I read two articles recently from leading news organizations that seemed primarily designed to incite unhappiness and resentment. As a result of these and similar articles, I fear in the upcoming tax season that some tax clients may need extra consolation for no good reason.
1) taxpayers required to take RMD's from IRA's based on a 12/31/2007 balance that is much higher than at present.2) year-end capital gains distributions due to fund managers conducting ordinary business in addition to meeting extraordinary withdrawal requests.
In both cases, the thrust of the article was that somehow insult (tax) was being added to injury (decline in market value), but I just don't see it -- am I missing something?
In case (1), leaving aside the issue why someone in their late 70's or
80's would have significant exposure to the stock market in the first place, my response is, so what?
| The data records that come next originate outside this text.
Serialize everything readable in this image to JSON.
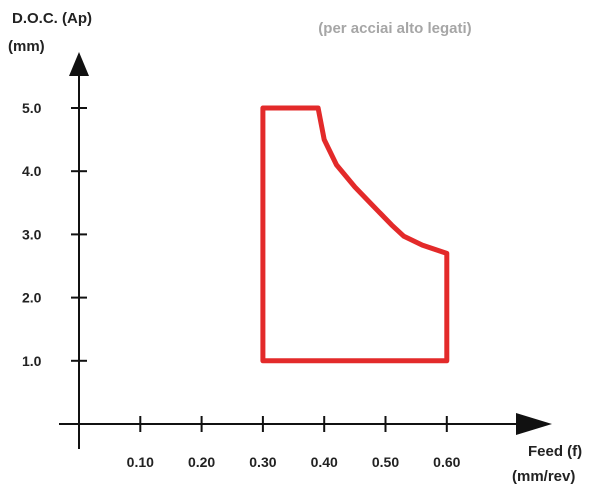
{
  "chart_data": {
    "type": "area",
    "title": "",
    "subtitle": "(per acciai alto legati)",
    "ylabel_line1": "D.O.C. (Ap)",
    "ylabel_line2": "(mm)",
    "xlabel_line1": "Feed (f)",
    "xlabel_line2": "(mm/rev)",
    "x_ticks": [
      {
        "value": 0.1,
        "label": "0.10"
      },
      {
        "value": 0.2,
        "label": "0.20"
      },
      {
        "value": 0.3,
        "label": "0.30"
      },
      {
        "value": 0.4,
        "label": "0.40"
      },
      {
        "value": 0.5,
        "label": "0.50"
      },
      {
        "value": 0.6,
        "label": "0.60"
      }
    ],
    "y_ticks": [
      {
        "value": 1.0,
        "label": "1.0"
      },
      {
        "value": 2.0,
        "label": "2.0"
      },
      {
        "value": 3.0,
        "label": "3.0"
      },
      {
        "value": 4.0,
        "label": "4.0"
      },
      {
        "value": 5.0,
        "label": "5.0"
      }
    ],
    "xlim": [
      0.0,
      0.72
    ],
    "ylim": [
      0.0,
      5.9
    ],
    "grid": false,
    "region": {
      "color": "#e32a2a",
      "points": [
        [
          0.3,
          1.0
        ],
        [
          0.3,
          5.0
        ],
        [
          0.39,
          5.0
        ],
        [
          0.4,
          4.5
        ],
        [
          0.42,
          4.1
        ],
        [
          0.45,
          3.75
        ],
        [
          0.48,
          3.45
        ],
        [
          0.51,
          3.15
        ],
        [
          0.53,
          2.97
        ],
        [
          0.56,
          2.83
        ],
        [
          0.6,
          2.7
        ],
        [
          0.6,
          1.0
        ],
        [
          0.3,
          1.0
        ]
      ]
    },
    "subtitle_color": "#a6a6a6",
    "axis_color": "#111111"
  }
}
Just because they have a RMD doesn't mean they have to spend it, they can turn right around and immediately re-invest in the same security (in the rare event there was "loss", wash sale rule would not apply, since basis was always zero). In fact, wouldn't this be better anyway? Unlike stocks in a Trad. IRA, ordinary investment in stocks will either be taxed in the future at favorable capital gains rates or inherited at stepped up basis. Why not go for it, and withdraw *more* than the RMD, up to the next tax bracket?In case (2), I'd be *glad* some of my gains were locked in as the market was descending. I'd offer to reimburse anyone for the additional tax they paid (up to 100%) if they will give me the remainder of the capital gains distribution they are being told to be unhappy about receiving.